- Stechford Baptist Church
- 52°28′58.6″N 1°48′50″W﻿ / ﻿52.482944°N 1.81389°W
- Location: Birmingham
- Country: England
- Denomination: Baptist

Architecture
- Groundbreaking: 1906
- Completed: 1926

= Stechford Baptist Church =

Stechford Baptist Church is a small Baptist church in the Stechford area of Birmingham, England and is notable for a 40-year history of combating racism and promoting community cohesion in a British urban-deprived setting. In the vanguard of attempts from the 1960s to engage immigrant Caribbean communities within mainstream indigenous churches, it played a key role in opposing the National Front during the 1970s. By the 1980s and 1990s it achieved a 50%/50% balance of indigenous and non-indigenous membership and leadership, thereby contrasting sharply with a UK tendency towards majority-white and majority-black churches, where splits are typically in the 90/10 ratio. During the 1990s the church developed relationships with a number of black-led community groups which had grown out of the 1985 Handsworth riots (which also included Stechford), and from 2000 the church worked to support asylum-seeker rights. One of the church leaders, Mrs E C McGhie-Belgrave, was awarded the MBE in 2002 and subsequently the Queen's Golden Jubilee Award in 2004 for her contribution to community cohesion and Black-White issues in Birmingham.

==History==
Stechford Baptist Church preserves a complete set of written minutes from the date of its founding. A history of Stechford Baptist was commissioned by community organisation Shades of Black in 1998.
The church was established in 1906, beginning meetings at the Council Schools and subsequently in the Masonic Hall. The present building, a Canadian timber frame and asbestos panel structure, was erected in 1926 on a larger plot of land acquired by the church. The timber frame structure was expected to last about ten years, to be replaced by a permanent brick structure. However, this work was never undertaken, and the additional land was sold for housing in the 1970s.
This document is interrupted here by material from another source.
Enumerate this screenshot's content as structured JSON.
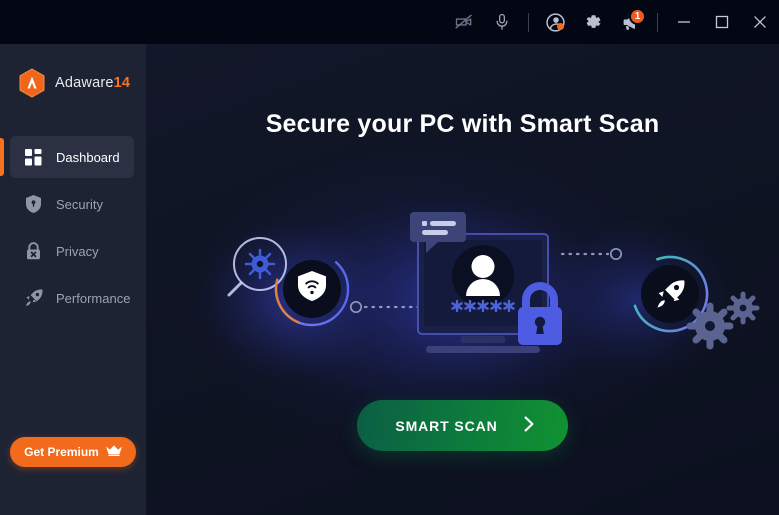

For a long time the timber frame structure was known as 'Stechford Baptist Hall' , or Stechford church hall a reflection of the expectation of a permanent structure.

==Organisation==
In common with other British Baptist churches, Stechford Baptist is congregational in structure, with the Church Meeting of adult members electing the officers of the church at the Annual General Meeting. The calling of a pastor is also in the hands of the Church Meeting, although for more than half of its history the church has been lay-led. The church belongs to the Baptist Union of Great Britain, although there is no authority link between the union and the church, reflecting the position that the Baptist Union is an association with administrative functions rather than a denomination.

==Location==
The building is situated in Victoria Road, Stechford, inside the Albert Road – Lyttelton Road – Victoria Road triangle originally established by a building programme which accompanied the construction of the railway station in 1843. All of the existing church buildings within Stechford are within this triangle: Stechford Methodist (closed for services from 2005) is on Lyttelton Road, All Saints is on Albert Road, and Corpus Christi straddles Albert and Lyttelton Roads.